Many forms of conduct permissible in a workaday world for those acting at arm's length, are forbidden to those bound by fiduciary ties. A trustee is held to something stricter than the morals of the market place. Not honesty alone, but the punctilio of an honor the most sensitive, is then the standard of behavior. As to this there has developed a tradition that is unbending and inveterate. Uncompromising rigidity has been the attitude of courts of equity when petitioned to undermine the rule of undivided loyalty by the 'disintegrating erosion' of particular exceptions. Wendt v. Fischer, 243 N. Y. 439, 444, 154 N. E. 303. Only thus has the level of conduct for fiduciaries been kept at a level higher than that trodden by the crowd. It will not consciously be lowered by any judgment of this court.
—Chief Judge Benjamin Cardozo, writing in Meinhard v.
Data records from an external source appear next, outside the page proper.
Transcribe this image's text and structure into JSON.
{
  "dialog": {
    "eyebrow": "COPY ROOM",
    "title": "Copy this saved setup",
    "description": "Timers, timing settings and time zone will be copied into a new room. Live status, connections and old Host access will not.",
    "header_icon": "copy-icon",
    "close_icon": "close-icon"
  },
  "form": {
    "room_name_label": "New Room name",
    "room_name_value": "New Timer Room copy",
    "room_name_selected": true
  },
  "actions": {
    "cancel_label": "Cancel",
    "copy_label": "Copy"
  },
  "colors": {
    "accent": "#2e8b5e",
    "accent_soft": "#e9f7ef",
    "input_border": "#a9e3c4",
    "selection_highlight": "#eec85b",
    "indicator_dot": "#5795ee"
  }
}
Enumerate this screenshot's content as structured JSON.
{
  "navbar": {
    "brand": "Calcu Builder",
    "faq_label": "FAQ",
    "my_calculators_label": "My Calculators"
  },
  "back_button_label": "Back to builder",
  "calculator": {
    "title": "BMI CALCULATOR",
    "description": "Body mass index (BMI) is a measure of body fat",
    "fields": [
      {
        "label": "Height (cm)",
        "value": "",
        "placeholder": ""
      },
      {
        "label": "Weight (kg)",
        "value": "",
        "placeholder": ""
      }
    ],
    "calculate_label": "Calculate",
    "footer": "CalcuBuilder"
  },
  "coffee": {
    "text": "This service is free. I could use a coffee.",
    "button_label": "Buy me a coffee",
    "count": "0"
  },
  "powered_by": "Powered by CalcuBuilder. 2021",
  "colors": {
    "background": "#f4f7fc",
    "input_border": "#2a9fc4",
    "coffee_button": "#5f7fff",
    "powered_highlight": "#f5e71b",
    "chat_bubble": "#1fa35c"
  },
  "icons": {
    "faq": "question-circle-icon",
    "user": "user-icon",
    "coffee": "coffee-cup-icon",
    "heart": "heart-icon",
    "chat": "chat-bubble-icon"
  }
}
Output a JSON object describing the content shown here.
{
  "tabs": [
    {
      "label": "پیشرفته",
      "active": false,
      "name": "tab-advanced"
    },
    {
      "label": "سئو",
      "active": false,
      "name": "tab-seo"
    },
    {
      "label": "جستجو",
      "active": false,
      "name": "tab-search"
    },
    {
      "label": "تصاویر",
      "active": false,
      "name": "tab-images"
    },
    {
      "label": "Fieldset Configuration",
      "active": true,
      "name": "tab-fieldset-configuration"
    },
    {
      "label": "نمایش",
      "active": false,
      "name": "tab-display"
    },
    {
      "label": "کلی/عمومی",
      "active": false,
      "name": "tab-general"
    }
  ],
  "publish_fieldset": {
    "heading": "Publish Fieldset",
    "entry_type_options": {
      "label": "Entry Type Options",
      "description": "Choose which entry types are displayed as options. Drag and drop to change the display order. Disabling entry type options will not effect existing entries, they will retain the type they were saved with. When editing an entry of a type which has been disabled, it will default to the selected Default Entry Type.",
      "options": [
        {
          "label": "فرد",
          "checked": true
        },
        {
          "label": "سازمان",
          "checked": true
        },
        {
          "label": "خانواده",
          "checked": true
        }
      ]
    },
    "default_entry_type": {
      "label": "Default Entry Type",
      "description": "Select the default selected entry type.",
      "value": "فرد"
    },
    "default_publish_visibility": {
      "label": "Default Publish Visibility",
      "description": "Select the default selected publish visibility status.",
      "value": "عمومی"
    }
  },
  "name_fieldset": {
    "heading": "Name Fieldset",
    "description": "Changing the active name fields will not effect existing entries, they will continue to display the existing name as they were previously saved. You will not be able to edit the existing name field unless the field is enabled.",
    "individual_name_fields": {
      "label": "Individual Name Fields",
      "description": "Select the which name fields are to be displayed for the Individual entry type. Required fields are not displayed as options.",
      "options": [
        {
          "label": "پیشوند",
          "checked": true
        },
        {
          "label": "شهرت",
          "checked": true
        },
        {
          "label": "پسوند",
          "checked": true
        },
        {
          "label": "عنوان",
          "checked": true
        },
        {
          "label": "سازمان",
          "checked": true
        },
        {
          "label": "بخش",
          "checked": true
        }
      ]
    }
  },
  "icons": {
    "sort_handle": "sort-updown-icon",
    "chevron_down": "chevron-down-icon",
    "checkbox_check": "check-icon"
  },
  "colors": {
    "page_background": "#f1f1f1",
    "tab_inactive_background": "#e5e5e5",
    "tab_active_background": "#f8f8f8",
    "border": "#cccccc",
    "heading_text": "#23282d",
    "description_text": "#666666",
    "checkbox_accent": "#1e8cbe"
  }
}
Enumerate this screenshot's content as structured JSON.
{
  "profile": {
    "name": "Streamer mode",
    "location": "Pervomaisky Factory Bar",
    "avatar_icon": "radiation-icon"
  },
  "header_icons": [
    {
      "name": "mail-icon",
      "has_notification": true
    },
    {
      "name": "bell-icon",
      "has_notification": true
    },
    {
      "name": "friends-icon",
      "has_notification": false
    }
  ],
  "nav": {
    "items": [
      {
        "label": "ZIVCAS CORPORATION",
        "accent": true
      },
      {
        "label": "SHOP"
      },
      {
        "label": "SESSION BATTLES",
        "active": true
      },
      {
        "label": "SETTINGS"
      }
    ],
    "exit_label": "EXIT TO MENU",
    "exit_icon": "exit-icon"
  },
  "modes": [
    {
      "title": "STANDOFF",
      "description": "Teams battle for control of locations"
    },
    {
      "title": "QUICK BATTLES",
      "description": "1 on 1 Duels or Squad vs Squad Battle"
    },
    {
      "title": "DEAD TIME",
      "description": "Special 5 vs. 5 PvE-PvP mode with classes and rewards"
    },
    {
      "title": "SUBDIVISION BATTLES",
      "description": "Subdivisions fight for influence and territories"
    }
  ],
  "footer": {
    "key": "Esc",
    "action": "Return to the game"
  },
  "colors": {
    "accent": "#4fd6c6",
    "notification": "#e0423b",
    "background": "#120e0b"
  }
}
Salmon, 249 N.Y. 458, 164 N.E. 545, 62 A.L.R. 1 (1928).
I wonder whether Cap'n Queeg has ever perused this bit of purple prose. If he has, it's dollars to doughnuts that he sprained his brain on the fifty-dollar vocab and went on his merry way no whit the wiser.
And what, in particular, has prompted this musing? Never mind; it would bore you stiff.